Son is an exciting attacking player who scores and creates goals and helped change the perception of Asian players after several fast fullbacks and technical midfielders came to Europe. Kaoru Mitoma, Brighton & Hove Albion's Japanese winger, has also emerged as one of the stars of the Premier League.
However, Asia has never been known for producing centerbacks, especially those with the power, strength and speed of Kim, who is nicknamed "Monster" back in South Korea.
"European teams were concerned about the physical size and strength of centerbacks in East Asia," Ramu Sasikumar, a former Singapore international defender currently based in Madrid, told DW. "With Kim, he is not only big and strong but can play. He will start doing now what Son did for attacking players. People are going to look to Asia for centerbacks. He is breaking barriers. It is a big achievement for him, and he should be proud of what he is doing, not just for himself but for Asian football."
Kim is a pioneer, and more could follow. "There have been some good players from Korea coming to Europe, such as Son, Cha Bum-keun and Park Ji-sung," he said. "There has, however, been a lack of Asian defenders in the past who have come to Europe. I think I have proved myself, and I hope that I have opened the door for more Asian defenders to come to Europe."
That's what Sasikumar expects to happen, with Kim not only inspiring fellow Asian defenders to look to Europe but showing European clubs that there's a market in the Far East.
"The message that now comes from youth coaches at the big European clubs is that good players can come from anywhere, and the success of people like Kim helps reinforce that message," said Sasikumar, whose two sons play for Atletico Madrid's youth team.
One of the most sought-after players in the game
When it became clear that Kim could leave Napoli after a season in which the team dominated Italy's top tier and also reached the last eight of the UEFA Champions League, several clubs were interested, such as Manchester United, Tottenham Hotspur and Arsenal in the English Premier League. He quickly became one of the most sought-after players in the game.
"Kim does at least 20 incredible things per game," his former coach at Napoli, Luciano Spalletti, said in March. "For me, he truly is the best centerback in the world. When he starts to run, he can get into the opposition penalty area in five seconds flat."
Kim, who won two league titles in Korea with Jeonbuk Motors before heading to southern Italy via Beijing Guoan and then Fenerbahce of Istanbul, decided to sign for Bayern Munich. South Korean head coach and former Bayern manager Jürgen Klinsmann was delighted.
"I don't worry about Min-jae at all at Bayern Munich because he's in a good place," said Klinsmann, who also played for Bayern during his football career. "That's one of the best teams in the world. He's one of the best defenders in the world. He'll do well at Bayern Munich. It's exciting. I think it's something to be very, very proud of."
Next step: Champions League win?
Despite such accolades, it's highly unlikely that Kim will win the Ballon d'Or.

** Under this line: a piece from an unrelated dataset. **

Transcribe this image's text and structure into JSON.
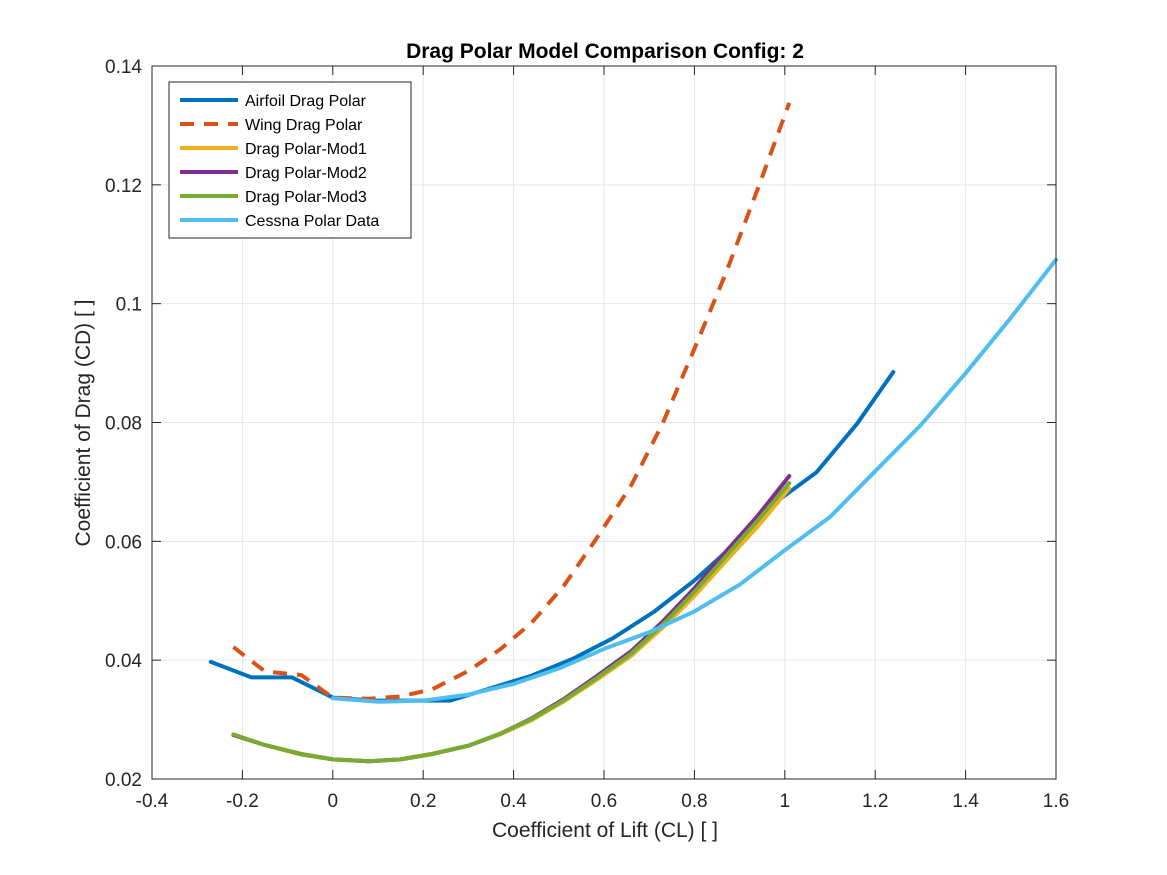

The last defender to do so was Fabio Cannavaro in 2006. Just being on the list is enough, but he wants to keep growing as a player to become the best he can be.

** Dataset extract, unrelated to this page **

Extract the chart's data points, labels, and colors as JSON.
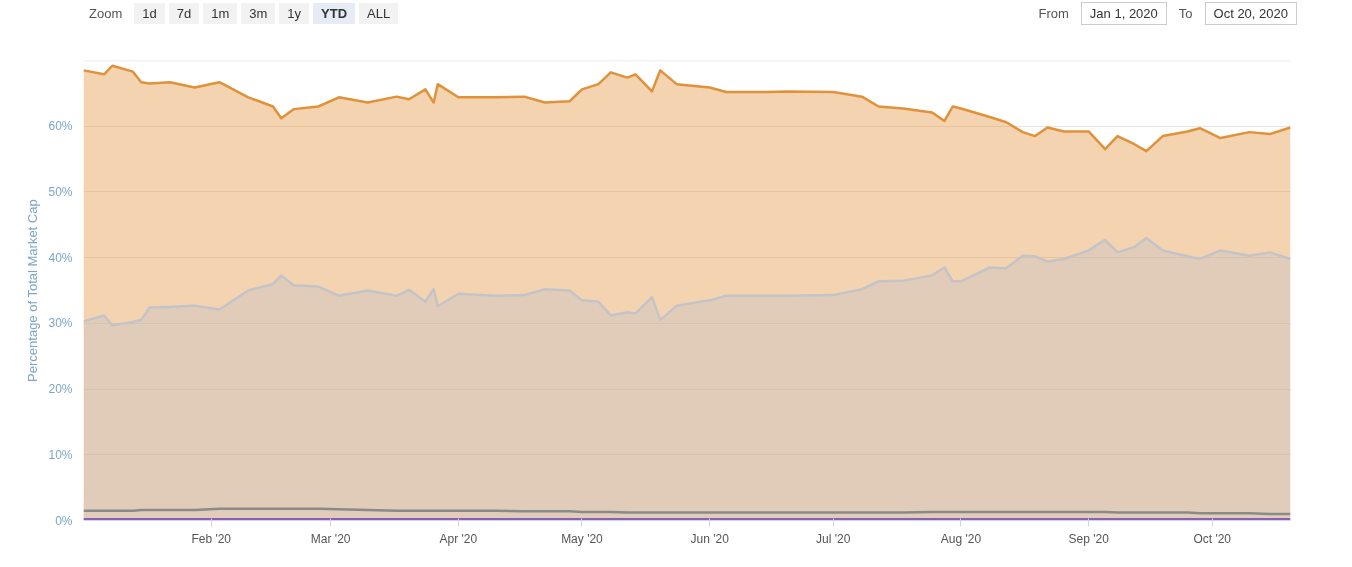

"I learned a lot in Italy under Spaletti," Kim said. "He is tactically intelligent, and he always wanted us to be more aggressive going forward, even as a defender."
Now in Bavaria, he has a chance to become the first Asian defender to win the UEFA Champions League, the biggest prize in club football.

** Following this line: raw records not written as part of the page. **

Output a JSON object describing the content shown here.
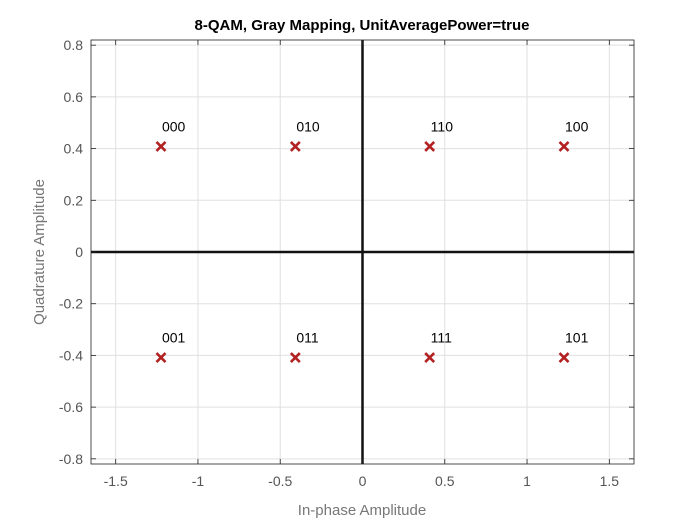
{
  "chart_data": {
    "type": "scatter",
    "title": "8-QAM, Gray Mapping, UnitAveragePower=true",
    "xlabel": "In-phase Amplitude",
    "ylabel": "Quadrature Amplitude",
    "xlim": [
      -1.65,
      1.65
    ],
    "ylim": [
      -0.82,
      0.82
    ],
    "xticks": [
      -1.5,
      -1,
      -0.5,
      0,
      0.5,
      1,
      1.5
    ],
    "xtick_labels": [
      "-1.5",
      "-1",
      "-0.5",
      "0",
      "0.5",
      "1",
      "1.5"
    ],
    "yticks": [
      -0.8,
      -0.6,
      -0.4,
      -0.2,
      0,
      0.2,
      0.4,
      0.6,
      0.8
    ],
    "ytick_labels": [
      "-0.8",
      "-0.6",
      "-0.4",
      "-0.2",
      "0",
      "0.2",
      "0.4",
      "0.6",
      "0.8"
    ],
    "grid": true,
    "marker": "x",
    "marker_color": "#b22222",
    "axis_color": "#111111",
    "points": [
      {
        "x": -1.2247,
        "y": 0.4082,
        "label": "000"
      },
      {
        "x": -0.4082,
        "y": 0.4082,
        "label": "010"
      },
      {
        "x": 0.4082,
        "y": 0.4082,
        "label": "110"
      },
      {
        "x": 1.2247,
        "y": 0.4082,
        "label": "100"
      },
      {
        "x": -1.2247,
        "y": -0.4082,
        "label": "001"
      },
      {
        "x": -0.4082,
        "y": -0.4082,
        "label": "011"
      },
      {
        "x": 0.4082,
        "y": -0.4082,
        "label": "111"
      },
      {
        "x": 1.2247,
        "y": -0.4082,
        "label": "101"
      }
    ]
  }
}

"As defenders at Bayern Munich, we have a job to support our fantastic attacking players, and we are a team that likes to attack, but the most important thing is not to be sleeping when there is a defensive transition," Kim said. "These are issues that I am still learning in Europe and developing as a player, and I want to be as good as I can be."
It looks as if there's more to come, which can only be good for the reputation of Asian defenders.
Edited by: Matt Pearson
Correction, September 15, 2023: An earlier version of this article misspelled the name of Ramu Sasikumar. DW apologizes for the error.